Holiday-peak revenue gap, year one: approximately $6,190 from the same eight weeks, the same service, the same market — from a $35 premium, a higher deposit, and a tighter cancellation window.
Across both peak windows (holiday + wedding season, totaling approximately sixteen peak weeks per year), the annual gap grows further. Over three years, assuming modest booking growth and the same peak premium structure, the compounding difference in peak-season economics between the two practitioners is in the range of $35,000–$45,000 in total revenue — from the same skills, the same clients, and the same demand, differentiated only by whether a peak-season pricing policy was in place.
The investment required: one advance announcement message, two booking system configuration changes (deposit amount and cancellation window for peak dates), and the rebook conversation at the end of every peak-window appointment. The setup takes about an hour, once per peak window, before the window opens.

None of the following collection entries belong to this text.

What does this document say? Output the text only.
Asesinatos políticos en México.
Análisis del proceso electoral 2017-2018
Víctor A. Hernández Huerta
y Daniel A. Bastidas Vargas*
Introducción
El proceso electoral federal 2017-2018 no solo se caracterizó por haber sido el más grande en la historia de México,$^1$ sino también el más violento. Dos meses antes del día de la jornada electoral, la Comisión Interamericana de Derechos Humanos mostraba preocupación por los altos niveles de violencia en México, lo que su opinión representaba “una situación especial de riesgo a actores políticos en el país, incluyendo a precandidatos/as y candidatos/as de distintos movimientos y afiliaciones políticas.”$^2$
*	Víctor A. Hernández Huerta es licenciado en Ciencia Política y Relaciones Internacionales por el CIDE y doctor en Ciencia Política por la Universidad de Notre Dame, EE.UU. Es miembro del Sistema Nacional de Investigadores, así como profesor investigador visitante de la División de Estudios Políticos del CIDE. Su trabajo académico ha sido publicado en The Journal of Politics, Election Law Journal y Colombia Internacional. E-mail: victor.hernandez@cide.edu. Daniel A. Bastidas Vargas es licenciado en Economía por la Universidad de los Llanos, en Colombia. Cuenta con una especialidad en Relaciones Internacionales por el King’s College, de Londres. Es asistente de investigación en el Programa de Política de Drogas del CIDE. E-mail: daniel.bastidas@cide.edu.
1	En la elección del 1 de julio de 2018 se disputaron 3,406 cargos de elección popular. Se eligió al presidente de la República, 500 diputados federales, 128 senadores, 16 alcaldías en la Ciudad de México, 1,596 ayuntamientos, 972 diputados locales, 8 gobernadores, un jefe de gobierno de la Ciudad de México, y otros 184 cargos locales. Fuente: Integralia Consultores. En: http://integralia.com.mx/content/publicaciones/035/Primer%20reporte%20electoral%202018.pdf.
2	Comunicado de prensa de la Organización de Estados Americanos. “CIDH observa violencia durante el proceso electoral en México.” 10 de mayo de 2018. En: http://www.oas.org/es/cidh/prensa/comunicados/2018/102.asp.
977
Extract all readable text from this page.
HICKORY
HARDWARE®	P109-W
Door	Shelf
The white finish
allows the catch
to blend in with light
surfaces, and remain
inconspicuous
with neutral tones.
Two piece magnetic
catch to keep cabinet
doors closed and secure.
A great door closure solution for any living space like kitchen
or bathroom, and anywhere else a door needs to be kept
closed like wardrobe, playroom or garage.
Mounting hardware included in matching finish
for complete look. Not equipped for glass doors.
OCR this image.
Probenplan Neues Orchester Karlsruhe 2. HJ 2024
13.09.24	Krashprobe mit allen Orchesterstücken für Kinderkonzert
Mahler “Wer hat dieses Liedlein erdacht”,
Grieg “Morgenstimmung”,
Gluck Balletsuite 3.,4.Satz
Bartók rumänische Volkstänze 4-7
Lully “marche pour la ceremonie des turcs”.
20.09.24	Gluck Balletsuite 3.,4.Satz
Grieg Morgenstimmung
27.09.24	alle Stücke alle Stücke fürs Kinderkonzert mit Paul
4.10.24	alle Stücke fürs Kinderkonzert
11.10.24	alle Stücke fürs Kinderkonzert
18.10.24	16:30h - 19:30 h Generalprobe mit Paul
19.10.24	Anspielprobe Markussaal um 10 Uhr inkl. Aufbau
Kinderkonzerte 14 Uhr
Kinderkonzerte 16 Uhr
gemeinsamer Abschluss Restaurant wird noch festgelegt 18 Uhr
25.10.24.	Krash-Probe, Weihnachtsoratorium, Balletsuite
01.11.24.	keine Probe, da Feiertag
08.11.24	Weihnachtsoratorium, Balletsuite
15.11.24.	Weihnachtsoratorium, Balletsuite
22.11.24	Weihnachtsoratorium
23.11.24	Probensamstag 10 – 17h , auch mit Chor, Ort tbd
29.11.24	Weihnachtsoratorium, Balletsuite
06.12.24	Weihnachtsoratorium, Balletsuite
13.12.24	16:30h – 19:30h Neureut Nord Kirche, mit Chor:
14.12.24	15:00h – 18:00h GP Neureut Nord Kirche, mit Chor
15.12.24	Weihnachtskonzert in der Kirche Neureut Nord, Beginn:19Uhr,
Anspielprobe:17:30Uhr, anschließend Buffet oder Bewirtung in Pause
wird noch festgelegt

The annual calendar exercise
Every year, during a slow week, pull out a calendar and mark the following:
Your last year's peak windows, based on actual booking data (which weeks filled fastest, which weeks had a waitlist, which weeks you turned clients away). Your upcoming year's hard-peak dates: local prom dates if you have data, wedding season start and end, Thanksgiving week, Christmas through New Year's, Valentine's Day. Any local events that created opportunistic peaks last year.
For each peak window: set the premium amount. Set the deposit amount. Set the cancellation window. Set the advance announcement date (45–60 days before the window opens). Set the loyalty-client priority booking date (60 days before, or 15 days before the public announcement).
Write this into a simple document. It does not need to be elaborate — a note in your phone or a one-page doc in your booking system is sufficient. The document means that next October, when the holiday rush is three weeks away and you're already fielding booking requests, you have decisions already made. You are not figuring out your peak-season policy in the middle of your peak season. You made those decisions in February, during a quiet week, when you could think about them clearly.
Peak-season pricing is not a policy that runs itself — it runs once a year per window, for the cost of an announcement message and two configuration changes in your booking system. The alternative is working your hardest weeks at your average rate, indefinitely. That is the more expensive choice.